The colourful map made navigation through the park easy and it gave useful information as to the pace of each ride – soft, moderate, intense which made our approach more resourceful and time manageable. With something for everyone I would highly recommend the trip out to Parque Warner and I am sure Ruby would agree….


‘At the Warner brothers park we went swimming at the water park, there was chutes, waves and sprinklers. My favourite part of it was the chutes and the waves, we stayed at the water park for about three hours then went and got something to eat. I got pizza and my mum got a BIG cup of chips. After the water park we went to the theme park, first we went to the super man area, in the super man area we went on the massive swings and The Joker’s ride. At the massive swings you sit on a seat and it got you really high and you spin round and round really really fast, at the jokers ride you went in little cars and banged into people.

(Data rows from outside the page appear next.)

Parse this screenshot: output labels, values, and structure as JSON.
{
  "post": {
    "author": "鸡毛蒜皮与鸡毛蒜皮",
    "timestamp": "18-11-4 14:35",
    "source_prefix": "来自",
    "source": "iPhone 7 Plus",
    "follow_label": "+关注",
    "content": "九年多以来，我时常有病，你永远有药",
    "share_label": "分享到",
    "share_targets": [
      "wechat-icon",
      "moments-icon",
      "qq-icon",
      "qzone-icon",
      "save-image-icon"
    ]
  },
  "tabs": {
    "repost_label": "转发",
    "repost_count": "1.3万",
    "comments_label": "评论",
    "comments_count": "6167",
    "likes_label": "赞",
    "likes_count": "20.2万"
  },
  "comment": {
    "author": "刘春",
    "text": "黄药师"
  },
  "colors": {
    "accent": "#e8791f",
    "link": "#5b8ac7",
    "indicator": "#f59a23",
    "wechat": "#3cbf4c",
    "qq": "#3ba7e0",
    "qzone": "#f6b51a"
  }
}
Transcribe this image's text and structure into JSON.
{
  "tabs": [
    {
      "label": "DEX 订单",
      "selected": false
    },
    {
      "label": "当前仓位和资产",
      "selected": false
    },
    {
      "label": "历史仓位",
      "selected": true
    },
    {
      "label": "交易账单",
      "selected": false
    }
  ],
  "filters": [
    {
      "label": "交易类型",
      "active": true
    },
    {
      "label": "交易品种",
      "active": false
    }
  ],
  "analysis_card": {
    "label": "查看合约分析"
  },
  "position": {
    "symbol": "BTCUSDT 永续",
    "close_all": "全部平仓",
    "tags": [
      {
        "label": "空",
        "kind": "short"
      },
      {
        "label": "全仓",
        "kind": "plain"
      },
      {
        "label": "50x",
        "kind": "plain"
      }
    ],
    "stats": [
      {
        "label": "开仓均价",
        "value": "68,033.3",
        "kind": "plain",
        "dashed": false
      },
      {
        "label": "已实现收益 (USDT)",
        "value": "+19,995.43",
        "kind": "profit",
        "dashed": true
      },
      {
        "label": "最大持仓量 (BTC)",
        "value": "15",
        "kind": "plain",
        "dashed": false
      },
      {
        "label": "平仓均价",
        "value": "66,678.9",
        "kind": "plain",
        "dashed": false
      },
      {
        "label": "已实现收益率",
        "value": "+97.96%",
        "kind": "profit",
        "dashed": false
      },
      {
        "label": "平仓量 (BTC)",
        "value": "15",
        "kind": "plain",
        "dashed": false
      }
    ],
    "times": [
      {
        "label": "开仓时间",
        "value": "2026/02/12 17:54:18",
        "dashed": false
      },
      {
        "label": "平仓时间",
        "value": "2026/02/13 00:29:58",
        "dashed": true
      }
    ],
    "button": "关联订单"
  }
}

My favourite one was the swings. Next we went to the Wild West area, in the Wild West area we went on the water ride and the spinning Waltzers. The water one was when you go up really high and their is a big big BIG water slide and in about ten seconds you go right down it, I got a lot of butterflies, in the spinning Waltzers you sat in a bucket and it spun you around really fast. We were gonna go on the haunted house one but we were to scared so we just left it. My favourite ride at the Wild West was the water one it was so so scary. After the Wild West area we went to cartoon village, we went on a lot of rides here but my favourite one was the ACME factory which is a water ride and you sit in boats and you go really fast on water and you get splashed by water I also liked seeing bugs bunny’s house, it was really really cool. Then we went to the Hollywood area but that had no rides it just had shops but it was still cool. After the Hollywood area we went back on the bus and back to the hotel. I had a great day.’ – RUBY

Long Live the VEF and Looney Tune the QUEEN!